Testing the EoS of dark matter with cosmological observations
Abstract
We explore the cosmological constraints on the parameter wdm of the dark matter barotropic equation of state (EoS) to investigate the "warmness" of the dark matter fluid. The model is composed by the dark matter and dark energy fluids in addition to the radiation and baryon components. We constrain the values of wdm using the latest cosmological observations that measure the expansion history of the Universe. When wdm is estimated together with the parameter wde of the barotropic EoS of dark energy we found that the cosmological data favor a value of wdm = 0.006 +- 0.001, suggesting a -warm- dark matter, and wde= -1.11 +- 0.03$ that corresponds to a phantom dark energy, instead of favoring a cold dark matter and a cosmological constant (wdm = 0, wde = -1).
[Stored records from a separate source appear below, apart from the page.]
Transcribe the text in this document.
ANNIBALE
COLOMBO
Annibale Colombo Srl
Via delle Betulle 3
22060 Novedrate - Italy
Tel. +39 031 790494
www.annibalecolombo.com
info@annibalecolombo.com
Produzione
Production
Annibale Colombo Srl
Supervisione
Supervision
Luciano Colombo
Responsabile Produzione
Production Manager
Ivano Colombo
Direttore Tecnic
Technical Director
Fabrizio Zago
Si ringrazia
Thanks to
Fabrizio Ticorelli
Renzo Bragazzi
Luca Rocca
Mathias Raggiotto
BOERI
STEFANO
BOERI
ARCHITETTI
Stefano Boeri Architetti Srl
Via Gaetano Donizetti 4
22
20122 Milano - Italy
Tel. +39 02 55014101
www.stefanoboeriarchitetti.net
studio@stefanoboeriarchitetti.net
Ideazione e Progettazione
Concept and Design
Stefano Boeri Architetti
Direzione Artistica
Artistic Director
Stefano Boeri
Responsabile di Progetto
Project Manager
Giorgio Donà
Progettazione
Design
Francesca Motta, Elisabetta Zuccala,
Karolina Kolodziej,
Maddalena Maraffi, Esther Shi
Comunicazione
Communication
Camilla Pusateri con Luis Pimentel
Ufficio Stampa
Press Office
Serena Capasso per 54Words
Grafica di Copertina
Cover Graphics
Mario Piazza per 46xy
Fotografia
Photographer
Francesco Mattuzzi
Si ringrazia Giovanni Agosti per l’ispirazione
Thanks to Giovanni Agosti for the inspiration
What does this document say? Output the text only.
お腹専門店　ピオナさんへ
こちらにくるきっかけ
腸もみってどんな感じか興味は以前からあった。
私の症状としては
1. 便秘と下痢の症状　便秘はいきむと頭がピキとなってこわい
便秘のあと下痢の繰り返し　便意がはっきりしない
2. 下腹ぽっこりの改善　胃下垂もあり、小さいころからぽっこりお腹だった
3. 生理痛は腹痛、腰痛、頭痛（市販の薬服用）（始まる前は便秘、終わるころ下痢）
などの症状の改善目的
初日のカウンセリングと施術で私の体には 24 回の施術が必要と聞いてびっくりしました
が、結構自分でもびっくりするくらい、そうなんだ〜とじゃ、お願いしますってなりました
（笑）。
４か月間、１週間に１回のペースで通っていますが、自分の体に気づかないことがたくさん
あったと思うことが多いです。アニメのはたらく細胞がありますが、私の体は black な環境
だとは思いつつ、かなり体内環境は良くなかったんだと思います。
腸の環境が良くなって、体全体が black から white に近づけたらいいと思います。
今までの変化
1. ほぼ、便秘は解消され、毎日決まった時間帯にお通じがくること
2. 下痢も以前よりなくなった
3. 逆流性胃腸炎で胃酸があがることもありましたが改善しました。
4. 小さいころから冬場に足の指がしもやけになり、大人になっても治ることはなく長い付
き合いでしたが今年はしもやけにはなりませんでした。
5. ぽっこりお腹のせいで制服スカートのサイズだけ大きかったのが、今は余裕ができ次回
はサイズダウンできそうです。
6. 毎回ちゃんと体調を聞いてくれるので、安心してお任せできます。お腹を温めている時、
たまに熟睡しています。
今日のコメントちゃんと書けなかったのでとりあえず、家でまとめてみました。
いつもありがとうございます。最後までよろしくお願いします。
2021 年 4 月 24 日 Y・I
When wdm is estimated alone but assuming wde = -1, -1.1, -0.9, we found wdm = 0.009 +- 0.002, 0.006 +- 0.002, 0.012 +- 0.002 respectively, where the errors are at 3 sigma (99.73%), i.e., wdm > 0 with at least 99.73% of confidence level. When (wdm, dm0) are constrained together, the best fit to data corresponds to (wdm=0.005 +- 0.001, dm0 = 0.223 +- 0.008) and with the assumption of wde = -1.1 instead of a cosmological constant (i.e., wde = -1). With these results we found evidence of wdm > 0 suggesting a -warm- dark matter, independent of the assumed value for w de, but where values wde < -1 are preferred by the observations instead of the cosmological constant. These constraints on wdm are consistent with perturbative analyses done in previous works.